CBSA initiates investigations into dumping and subsidizing of certain steel plates from India and Russia

THE Canada Border Services Agency (CBSA) announced on Wednesday that it is initiating investigations into the alleged injurious dumping and subsidizing of certain hot-rolled carbon steel plate and high-strength low-alloy steel plate originating in or exported from the Republic of India (India) and the Russian Federation (Russia).

The investigations follows a complaint filed on April 20 by Essar Steel Algoma Inc. of Sault Ste. Marie, Ontario (the complainant).
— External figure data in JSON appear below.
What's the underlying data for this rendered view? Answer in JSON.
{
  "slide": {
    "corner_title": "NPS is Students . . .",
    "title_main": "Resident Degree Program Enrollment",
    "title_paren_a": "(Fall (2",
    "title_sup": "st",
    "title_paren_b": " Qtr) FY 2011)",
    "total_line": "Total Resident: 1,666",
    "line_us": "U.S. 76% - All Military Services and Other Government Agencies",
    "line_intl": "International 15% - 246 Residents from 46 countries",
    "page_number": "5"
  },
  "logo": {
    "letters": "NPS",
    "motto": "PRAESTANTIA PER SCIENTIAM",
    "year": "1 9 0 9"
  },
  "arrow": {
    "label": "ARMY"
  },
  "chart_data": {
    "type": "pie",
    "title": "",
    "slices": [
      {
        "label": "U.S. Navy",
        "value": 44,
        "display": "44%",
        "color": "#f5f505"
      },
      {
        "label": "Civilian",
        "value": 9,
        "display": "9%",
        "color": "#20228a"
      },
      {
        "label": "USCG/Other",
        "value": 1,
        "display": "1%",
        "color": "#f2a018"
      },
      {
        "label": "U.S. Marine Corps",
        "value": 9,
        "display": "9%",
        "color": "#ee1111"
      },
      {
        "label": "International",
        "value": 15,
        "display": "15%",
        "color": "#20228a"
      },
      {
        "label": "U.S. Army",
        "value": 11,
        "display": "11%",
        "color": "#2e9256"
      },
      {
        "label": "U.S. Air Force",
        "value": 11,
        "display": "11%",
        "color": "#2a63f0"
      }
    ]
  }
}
The complainant alleges that the dumping and subsidizing of these goods are harming Canadian production by causing the following: price undercutting, erosion and suppression; lost sales and market share; financial results; overcapacity in the domestic industry; negative impact on capital investments; and loss of employment.

The Canadian International Trade Tribunal (Tribunal) will begin a preliminary inquiry to determine whether the imports are harming Canadian producers and will issue a decision by August 10. While the Tribunal is examining the question of injury, the CBSA will investigate whether the imports are being dumped and / or subsidized, and will make a preliminary decision by September 8.

If the CBSA makes a preliminary determination of dumping and / or subsidizing, the investigations will be continued for the purpose of making a final decision within 90 days after the date of the preliminary determination.

If the CBSA’s investigations reveal that imports of the subject goods have not been dumped or subsidized, that the margin of dumping or amount of subsidy is insignificant or that the actual and potential volume of dumped or subsidized goods is negligible, the investigations will be terminated.

Although duties to counteract the dumping and subsidizing are normally only applied to goods released on or after the date of the CBSA’s preliminary determination(s), if the Tribunal determines that an unusually large increase in harmful imports has occurred prior to the CBSA’s decision and that the retroactive application of anti-dumping or countervailing duty is therefore justified, duty could be levied on the goods brought into Canada as of now.

A copy of the statement of reasons, which provides more details about these investigations, will be available on the CBSA’s website at within 15 days.


Quick Facts


* Dumping occurs when goods are sold to importers in Canada at prices that are less than their selling prices in the exporter’s domestic market or at unprofitable prices.

* Subsidizing occurs when goods imported into Canada benefit from foreign government financial assistance.

* The Special Import Measures Act protects Canadian producers from the damaging effects of such unfair trade.

* As of March 31, 2015, 44 such measures are in force, covering a wide variety of industrial and consumer products from steel products to bell peppers. These measures have directly helped to protect nearly 39,000 Canadian jobs and over $7.5 billion in Canadian production.